Kisahnya sama dengan motto tugas akhir ku
"Hargai proses hidup karena suatu saat kita akan tersenyum mengingat proses tersebut"
Sebuah kisah keramik indah yang bisa kujadikan pedoman untuk aku selalu
bersyukur atas semua anugerah yang diberikan untukku, untuk semua pola yang
diciptakan untuk memebentuk kehidupanku. Terimakasih untuk Tuhan sang
penciptaku atas segala kasih dan rahmat yang senantiasa selalu mengalir dalam
kehidupanku. Terimakasih.
Berawal dari keputusasaanku ketika tidak ada satu orang pun melihat
keadanku. Mereka hanya berjalan, tanpa sekalipun menoleh ke arahku. Hanya
lewat. Aku mulai berfikir untuk ketidakbergunaan diriku di muka bumi ini.
Aku tidak bisa berbuat apa-apa untuk mengubah nasibku. Sungguh malang, karena
aku tidak bisa merubah hidupku untuk bisa dilihat oleh orang lain.
Suatu hari, seseorang datang menghampiriku dan mendekatiku. Aku diambil dari
tempat asalku dan diletakkan dalam suatu tempat dengan mereka yang bernasib
sama denganku. Suatu kebahagiaan karena telah mengetahui bahwa bukan hanya aku
saja yang berfikir tidak berguna, tetapi masih ada mereka-yang ada di sekitarku
sekarang yang juga berfikir demikian. Senang melihat kami bisa berkumpul
bersama. Berkumpul dengan nasib yang sama.

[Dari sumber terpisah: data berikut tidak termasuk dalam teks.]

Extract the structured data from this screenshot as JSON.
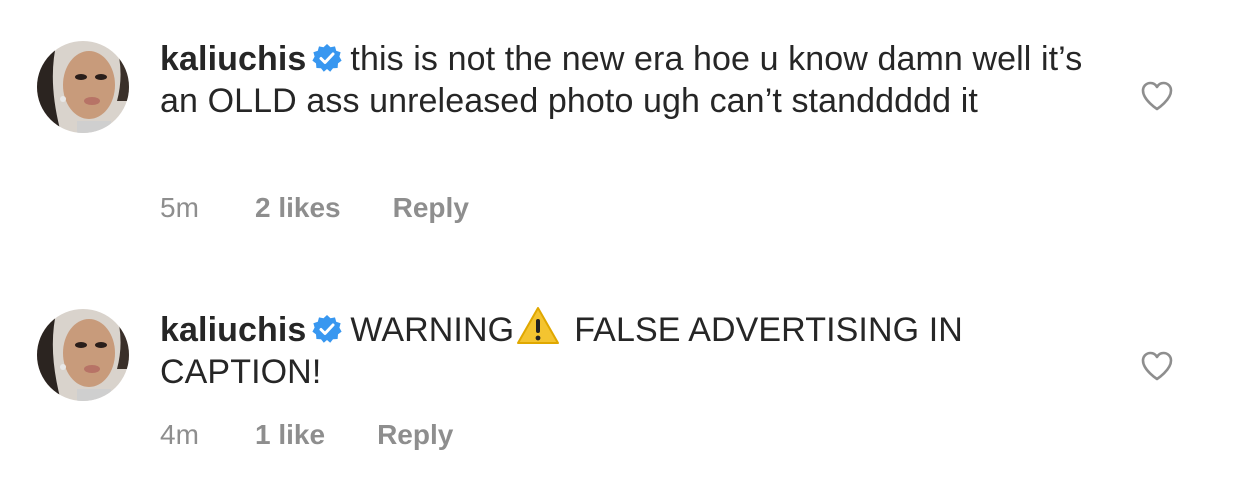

Tidak berapa lama, kami dipindah ke suatu wadah, yang aku sendiri tidak tahu
itu tempat apa. Aku sendiri diletakkan di atas piringan kemudian diberi air,
dipukul, dibanting, dan dibuat menjadi lunak. Aku tahu aku ingin berguna suatu
saat, tapi kalau dengan penyiiksaan seperti ini, aku tidak bisa. Aku berteriak
sekeras mungkin, berharap dia-yang membantingku-mendengarkan teriakanku. Ingin
rasanya kembali ke tempat asalku, merasakan kenyamanan disana meskipun tidak
ada seorang pun yang mengacuhkanku. Sakit, teramat sakit, sampai aku sendiri
tidak bisa berkata apa-apa lagi. Setelah tubuhku lunak, aku dibentuk sesukanya.
Diputar memakai alat, ditekan agar padat, diberi air sedikit demi sedikit agar
serpihan tubuhku menyatu sempurna. Tak ada hal yang bisa kulakukan kecuali
melihat diriku disiksa oleh dia-yang telah mengambilku dari tempat asalku.

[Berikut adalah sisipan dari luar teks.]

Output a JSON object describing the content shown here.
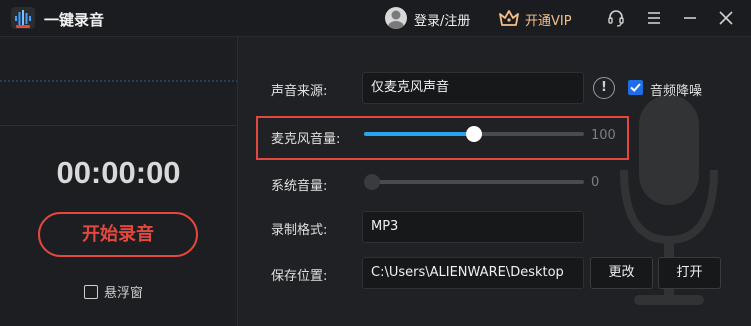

Setelah beberapa jam merasakan penyiksaan yang cukup berat, akhirnya aku
diletakkan di atas meja-dan penyiksaan tadi pun-selesai sudah. Aku juga melihat
mereka yang tadi bersamaku-di sebuah wadah-juga berada di dekatku di atas meja.

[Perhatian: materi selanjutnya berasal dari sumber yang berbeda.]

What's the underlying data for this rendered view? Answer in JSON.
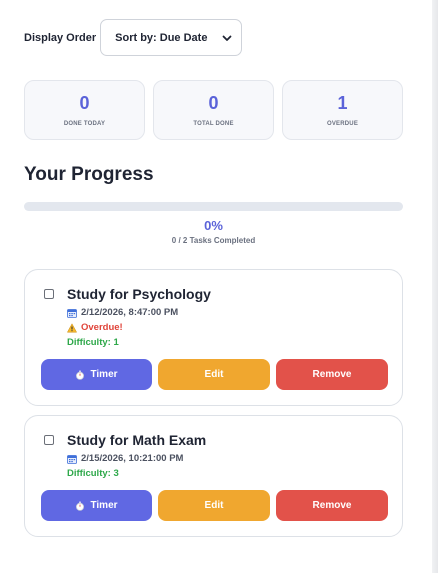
{
  "controls": {
    "display_order_label": "Display Order",
    "sort_selected": "Sort by: Due Date"
  },
  "stats": [
    {
      "value": "0",
      "label": "DONE TODAY"
    },
    {
      "value": "0",
      "label": "TOTAL DONE"
    },
    {
      "value": "1",
      "label": "OVERDUE"
    }
  ],
  "progress": {
    "title": "Your Progress",
    "percent_label": "0%",
    "fraction": 0,
    "summary": "0 / 2 Tasks Completed"
  },
  "tasks": [
    {
      "title": "Study for Psychology",
      "date": "2/12/2026, 8:47:00 PM",
      "overdue": "Overdue!",
      "difficulty": "Difficulty: 1",
      "timer_label": "Timer",
      "edit_label": "Edit",
      "remove_label": "Remove"
    },
    {
      "title": "Study for Math Exam",
      "date": "2/15/2026, 10:21:00 PM",
      "difficulty": "Difficulty: 3",
      "timer_label": "Timer",
      "edit_label": "Edit",
      "remove_label": "Remove"
    }
  ],
  "icons": {
    "calendar": "calendar-icon",
    "warning": "warning-icon",
    "timer": "stopwatch-icon",
    "dropdown": "chevron-down-icon"
  },
  "colors": {
    "accent": "#5b63d9",
    "timer": "#6068e3",
    "edit": "#f0a72f",
    "remove": "#e2524a",
    "overdue": "#e0443a",
    "difficulty": "#2ea84a"
  }
}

Mereka menangis tersedu-sedu, karena mereka juga merasakan penyiksaan yang sama
denganku. Hanya isak tangis yang bisa ku dengar untuk saat ini. Hanya
itu.
Tak lama kemudian, kami diambil oleh dia yang berbeda. Kami dipencar sesuai
keinginan mereka. Kemudian, benda yang berambut dan cair dipoles ketubuhku. Aku
dibentuk sesuai dengan pola yang dia inginkan. ‘Penyiksaan apa lagi ini?’
batinku. Ingin sekali keluar dari genggaman tangan yang sedang membentukku
sekarang. Sakit. Rasa penyesalan pun mengalir dalam hatiku. ‘Andai saja aku
bisa bersyukur dengan keadaanku yang dulu, andai saja aku tidak banyak
mengeluh, andai saja aku tidak ikut dia yang membawaku ke tempat ini, andai
saja....’. Dia telah selesai membentukku sesuai dengan keinginannyya,
ingin sekali aku meneriakinya seperti ini ‘Sudah puas sekarang? Apa masih ada
hal lain yang lebih menyakitkan dari ini?’. Aku menangis melihat keadaanku
sekarang. Menangis sejadi-jadinya karena aku tidak tahu apa yang sedang
terjaddi terhadapku.
Untuk beberapa jam aku dibiarkan berada di atas meja (lagi). Ingin pergi
dari neraka ini, dari penyiksaan ini yang gak tahu kapan akan berakhir. Aku
ingin pulang. Tak apa kalau aku hanya berdiam diri di tempatku, tak apa tidak
ada yang mau melihatku, asal aku tidak di tempat ini, tempat penyiksaan ini.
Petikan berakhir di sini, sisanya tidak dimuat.